18. Mai 2011 | Themenbereich: Polizei, Sachsen | Drucken

Mit einer weiteren landesweiten Großkontrolle setzten sächsische Polizei und Bundespolizei ein weiteres Signal im Kampf gegen die grenzüberschreitende Kriminalität. Es war die nunmehr fünfte derartige Aktion in diesem Jahr. Unterstützung gab es auch diesmal von polnischen Kollegen.
Mehr als 600 Beamte kontrollierten von Montagmittag an bis in die Nachtstunden auf sächsischen Autobahnen, Bundesstraßen und Staatsstraßen.
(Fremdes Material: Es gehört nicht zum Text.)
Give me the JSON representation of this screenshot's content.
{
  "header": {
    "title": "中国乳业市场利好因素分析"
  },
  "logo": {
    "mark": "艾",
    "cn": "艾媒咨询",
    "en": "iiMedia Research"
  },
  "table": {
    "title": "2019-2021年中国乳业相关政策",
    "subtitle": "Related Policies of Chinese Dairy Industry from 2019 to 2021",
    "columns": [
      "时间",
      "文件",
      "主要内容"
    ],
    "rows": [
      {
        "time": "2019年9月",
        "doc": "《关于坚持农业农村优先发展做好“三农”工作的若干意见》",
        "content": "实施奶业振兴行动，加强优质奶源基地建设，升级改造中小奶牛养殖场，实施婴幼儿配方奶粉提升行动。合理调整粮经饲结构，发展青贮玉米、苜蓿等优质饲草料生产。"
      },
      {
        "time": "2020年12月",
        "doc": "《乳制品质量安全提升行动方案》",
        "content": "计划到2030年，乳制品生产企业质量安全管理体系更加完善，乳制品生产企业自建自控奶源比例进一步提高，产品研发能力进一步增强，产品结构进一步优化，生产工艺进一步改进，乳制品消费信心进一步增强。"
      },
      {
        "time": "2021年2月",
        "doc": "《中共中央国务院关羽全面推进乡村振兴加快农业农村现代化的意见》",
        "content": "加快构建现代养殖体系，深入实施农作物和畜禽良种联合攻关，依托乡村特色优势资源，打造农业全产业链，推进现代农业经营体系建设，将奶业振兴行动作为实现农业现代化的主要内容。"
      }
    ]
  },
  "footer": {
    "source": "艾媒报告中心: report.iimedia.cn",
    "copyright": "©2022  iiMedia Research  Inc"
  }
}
Die Bilanz der Kontrollen:

knapp 3.500 Fahrzeuge und über 3.700 Personen wurden kontrolliert,
über 650 Fahrzeuge und 160 Personen wurden durchsucht,
32 Straftaten, darunter vier Eigentumsdelikte und 14 Verkehrsstraftaten sowie 369 Ordnungswidrigkeiten wurden registriert,
ein mit Haftbefehl gesuchter Mann wurde festgenommen.

Einsatzsplitter:

Der mit Haftbefehl gesuchte Mann (21) aus Polen wurde am Montagabend in Zittau festgenommen. Er soll heute dem Haftrichter vorgeführt werden. Grund für den Haftbefehl ist ein im Jahre 2008 begangener Ladendiebstahl.
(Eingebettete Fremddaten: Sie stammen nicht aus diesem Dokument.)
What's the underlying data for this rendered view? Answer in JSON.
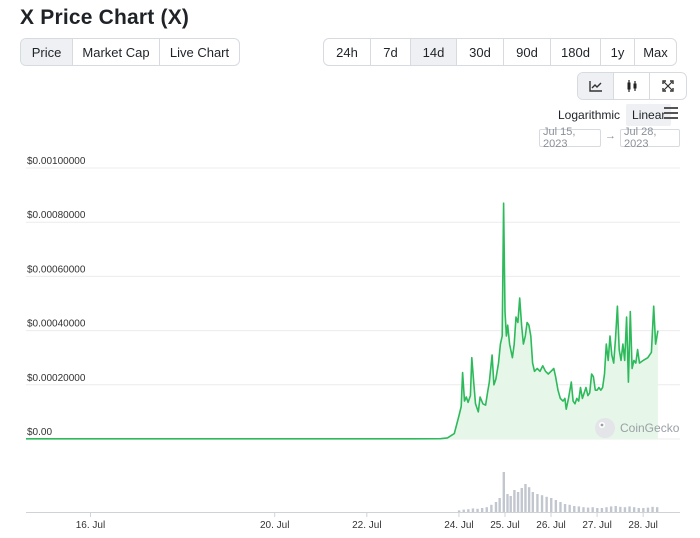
{
  "title": "X Price Chart (X)",
  "chart_tabs": [
    {
      "label": "Price",
      "active": true
    },
    {
      "label": "Market Cap",
      "active": false
    },
    {
      "label": "Live Chart",
      "active": false
    }
  ],
  "range_tabs": [
    {
      "label": "24h",
      "active": false
    },
    {
      "label": "7d",
      "active": false
    },
    {
      "label": "14d",
      "active": true
    },
    {
      "label": "30d",
      "active": false
    },
    {
      "label": "90d",
      "active": false
    },
    {
      "label": "180d",
      "active": false
    },
    {
      "label": "1y",
      "active": false
    },
    {
      "label": "Max",
      "active": false
    }
  ],
  "view_tabs": [
    {
      "icon": "line-chart-icon",
      "active": true
    },
    {
      "icon": "candlestick-icon",
      "active": false
    },
    {
      "icon": "expand-icon",
      "active": false
    }
  ],
  "scale": {
    "log_label": "Logarithmic",
    "linear_label": "Linear",
    "active": "Linear"
  },
  "date_range": {
    "from": "Jul 15, 2023",
    "arrow": "→",
    "to": "Jul 28, 2023"
  },
  "watermark": "CoinGecko",
  "colors": {
    "line": "#2dba5b",
    "area": "#e6f6e9",
    "volume": "#c2c7cf",
    "grid": "#ececec"
  },
  "chart_data": {
    "type": "area",
    "ylim": [
      0,
      0.001
    ],
    "y_ticks": [
      "$0.00",
      "$0.00020000",
      "$0.00040000",
      "$0.00060000",
      "$0.00080000",
      "$0.00100000"
    ],
    "y_tick_values": [
      0,
      0.0002,
      0.0004,
      0.0006,
      0.0008,
      0.001
    ],
    "x_ticks": [
      "16. Jul",
      "20. Jul",
      "22. Jul",
      "24. Jul",
      "25. Jul",
      "26. Jul",
      "27. Jul",
      "28. Jul"
    ],
    "xlim": [
      14.6,
      28.8
    ],
    "x_tick_values": [
      16.0,
      20.0,
      22.0,
      24.0,
      25.0,
      26.0,
      27.0,
      28.0
    ],
    "price": [
      [
        14.6,
        8.5e-07
      ],
      [
        16.0,
        8.5e-07
      ],
      [
        17.0,
        8.5e-07
      ],
      [
        18.0,
        8.5e-07
      ],
      [
        19.0,
        8.5e-07
      ],
      [
        20.0,
        8.5e-07
      ],
      [
        21.0,
        8.5e-07
      ],
      [
        22.0,
        8.5e-07
      ],
      [
        23.0,
        8.5e-07
      ],
      [
        23.6,
        1.2e-06
      ],
      [
        23.75,
        4e-06
      ],
      [
        23.9,
        2e-05
      ],
      [
        24.0,
        8.5e-05
      ],
      [
        24.05,
        0.00012
      ],
      [
        24.08,
        0.000245
      ],
      [
        24.12,
        0.00014
      ],
      [
        24.16,
        0.000155
      ],
      [
        24.2,
        0.000135
      ],
      [
        24.25,
        0.00016
      ],
      [
        24.28,
        0.0003
      ],
      [
        24.32,
        0.00021
      ],
      [
        24.36,
        0.00013
      ],
      [
        24.42,
        0.0001
      ],
      [
        24.46,
        0.000155
      ],
      [
        24.52,
        0.00013
      ],
      [
        24.58,
        0.000125
      ],
      [
        24.62,
        0.00017
      ],
      [
        24.66,
        0.00021
      ],
      [
        24.72,
        0.00031
      ],
      [
        24.76,
        0.0002
      ],
      [
        24.8,
        0.00022
      ],
      [
        24.86,
        0.00028
      ],
      [
        24.9,
        0.00035
      ],
      [
        24.94,
        0.00038
      ],
      [
        24.97,
        0.00087
      ],
      [
        25.0,
        0.00047
      ],
      [
        25.03,
        0.00038
      ],
      [
        25.06,
        0.00042
      ],
      [
        25.1,
        0.00035
      ],
      [
        25.16,
        0.0003
      ],
      [
        25.2,
        0.00035
      ],
      [
        25.24,
        0.00045
      ],
      [
        25.28,
        0.00043
      ],
      [
        25.32,
        0.00052
      ],
      [
        25.36,
        0.00042
      ],
      [
        25.4,
        0.00035
      ],
      [
        25.44,
        0.00038
      ],
      [
        25.48,
        0.00043
      ],
      [
        25.52,
        0.00042
      ],
      [
        25.56,
        0.00038
      ],
      [
        25.6,
        0.00028
      ],
      [
        25.64,
        0.00025
      ],
      [
        25.7,
        0.00026
      ],
      [
        25.76,
        0.00025
      ],
      [
        25.82,
        0.00027
      ],
      [
        25.88,
        0.00025
      ],
      [
        25.94,
        0.00024
      ],
      [
        26.0,
        0.00025
      ],
      [
        26.06,
        0.00026
      ],
      [
        26.1,
        0.00023
      ],
      [
        26.15,
        0.00018
      ],
      [
        26.2,
        0.00015
      ],
      [
        26.26,
        0.00014
      ],
      [
        26.3,
        0.00015
      ],
      [
        26.33,
        0.00011
      ],
      [
        26.38,
        0.00015
      ],
      [
        26.44,
        0.00021
      ],
      [
        26.48,
        0.00014
      ],
      [
        26.52,
        0.00013
      ],
      [
        26.56,
        0.00015
      ],
      [
        26.6,
        0.00014
      ],
      [
        26.64,
        0.00019
      ],
      [
        26.68,
        0.00015
      ],
      [
        26.72,
        0.00017
      ],
      [
        26.76,
        0.00019
      ],
      [
        26.8,
        0.00016
      ],
      [
        26.84,
        0.00017
      ],
      [
        26.88,
        0.00024
      ],
      [
        26.92,
        0.00023
      ],
      [
        26.96,
        0.00018
      ],
      [
        27.0,
        0.00018
      ],
      [
        27.04,
        0.00019
      ],
      [
        27.08,
        0.00018
      ],
      [
        27.12,
        0.00019
      ],
      [
        27.16,
        0.00024
      ],
      [
        27.2,
        0.00035
      ],
      [
        27.24,
        0.00029
      ],
      [
        27.28,
        0.00038
      ],
      [
        27.32,
        0.00031
      ],
      [
        27.36,
        0.00028
      ],
      [
        27.4,
        0.00037
      ],
      [
        27.44,
        0.00049
      ],
      [
        27.48,
        0.00033
      ],
      [
        27.52,
        0.00029
      ],
      [
        27.56,
        0.00035
      ],
      [
        27.6,
        0.00029
      ],
      [
        27.64,
        0.00045
      ],
      [
        27.68,
        0.00021
      ],
      [
        27.72,
        0.00047
      ],
      [
        27.76,
        0.00026
      ],
      [
        27.8,
        0.00029
      ],
      [
        27.84,
        0.00028
      ],
      [
        27.88,
        0.00033
      ],
      [
        27.92,
        0.00028
      ],
      [
        28.0,
        0.00029
      ],
      [
        28.1,
        0.0003
      ],
      [
        28.18,
        0.00032
      ],
      [
        28.23,
        0.00049
      ],
      [
        28.27,
        0.00035
      ],
      [
        28.32,
        0.0004
      ]
    ],
    "volume": [
      [
        24.0,
        0.04
      ],
      [
        24.1,
        0.06
      ],
      [
        24.2,
        0.07
      ],
      [
        24.3,
        0.09
      ],
      [
        24.4,
        0.08
      ],
      [
        24.5,
        0.1
      ],
      [
        24.6,
        0.12
      ],
      [
        24.7,
        0.18
      ],
      [
        24.8,
        0.25
      ],
      [
        24.88,
        0.35
      ],
      [
        24.97,
        1.0
      ],
      [
        25.05,
        0.45
      ],
      [
        25.12,
        0.4
      ],
      [
        25.2,
        0.55
      ],
      [
        25.28,
        0.5
      ],
      [
        25.36,
        0.6
      ],
      [
        25.44,
        0.7
      ],
      [
        25.52,
        0.62
      ],
      [
        25.6,
        0.5
      ],
      [
        25.7,
        0.45
      ],
      [
        25.8,
        0.42
      ],
      [
        25.9,
        0.38
      ],
      [
        26.0,
        0.35
      ],
      [
        26.1,
        0.3
      ],
      [
        26.2,
        0.25
      ],
      [
        26.3,
        0.2
      ],
      [
        26.4,
        0.18
      ],
      [
        26.5,
        0.15
      ],
      [
        26.6,
        0.14
      ],
      [
        26.7,
        0.12
      ],
      [
        26.8,
        0.11
      ],
      [
        26.9,
        0.12
      ],
      [
        27.0,
        0.1
      ],
      [
        27.1,
        0.1
      ],
      [
        27.2,
        0.12
      ],
      [
        27.3,
        0.14
      ],
      [
        27.4,
        0.15
      ],
      [
        27.5,
        0.13
      ],
      [
        27.6,
        0.12
      ],
      [
        27.7,
        0.14
      ],
      [
        27.8,
        0.12
      ],
      [
        27.9,
        0.1
      ],
      [
        28.0,
        0.1
      ],
      [
        28.1,
        0.11
      ],
      [
        28.2,
        0.13
      ],
      [
        28.3,
        0.12
      ]
    ]
  }
}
In Radebeul wurde ein VW Passat gestoppt. Im Kofferraum lagen Kaffee, Süßwaren und Spirituosen, deren Mengen den Umfang eines normalen Einkaufs sprengen. Auf den Preisetiketten waren die Filial- sowie Handelsnummern unkenntlich gemacht. Die beiden tschechischen Insassen (34 und 35 Jahre) konnten weder den Kauf der Waren belegen noch etwas zu ihren Einkäufen sagen. Einer der Männer ist der Polizei bereits als Ladendieb bekannt. Die Waren wurden sichergestellt. Nach den polizeilichen Maßnahmen konnten die beiden Männer ihre Reise fortsetzen.

Hochwertige Kosmetik in Größenordnung fanden Polizisten im Kofferraum eines Audi A4. Diesen hatten die Beamten in Altenberg angehalten und kontrolliert. Die 29 und 51 Jahre alten Männer, die mit dem Auto Richtung Tschechien unterwegs waren, konnten die Herkunft der Sachen nicht erklären. Die Waren wurden sichergestellt.
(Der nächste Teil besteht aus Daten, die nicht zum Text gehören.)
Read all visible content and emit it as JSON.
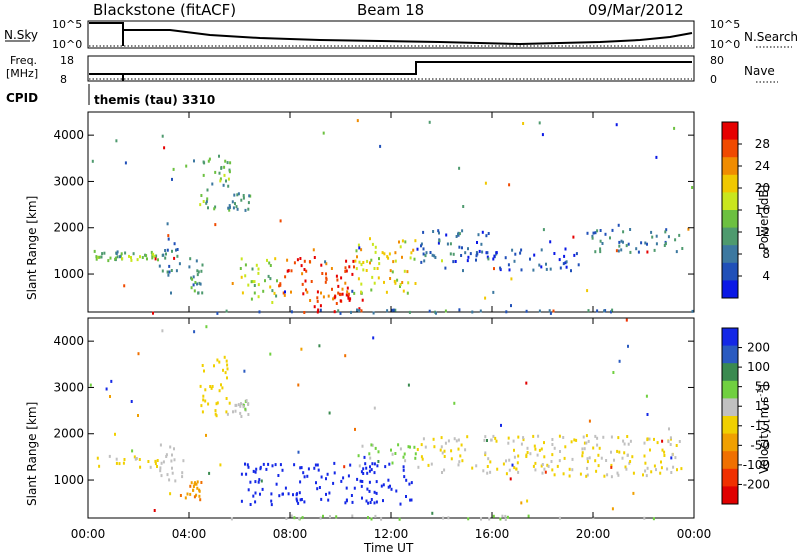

Einen gestohlenen Audi A4 stellten Einsatzkräfte auf der BAB 4 sicher. Bei der Kontrolle des Fahrzeugs bemerkten die Beamten Fälschungsmerkmale an der Fahrzeugidentifizierungsnummer (FIN). Die weitere Überprüfung ergab, dass der Pkw Anfang März letzten Jahres in Polen gestohlen worden war. Ein Verdacht gegen die beiden polnischen Fahrzeuginsassen konnte nicht erhärtet werden.

Die Ermittlungen zum Diebstahl des Audi sowie zu den beiden anderen genannten Fällen dauern an.

Innenminister Markus Ulbig:
„Diese Kontrollergebnisse zeigen, dass wir den richtigen Weg eingeschlagen haben. Solche Fahndungsaktionen stärken das Sicherheitsgefühl der Menschen in Sachsen. Straftäter sollen wissen, dass sie hier keine ruhige Kugel schieben können. Sie müssen jederzeit und an jedem Ort damit rechnen, gestellt zu werden.“

Die landesweiten Großkontrollen finden seit einem Jahr in unregelmäßigen Abständen statt.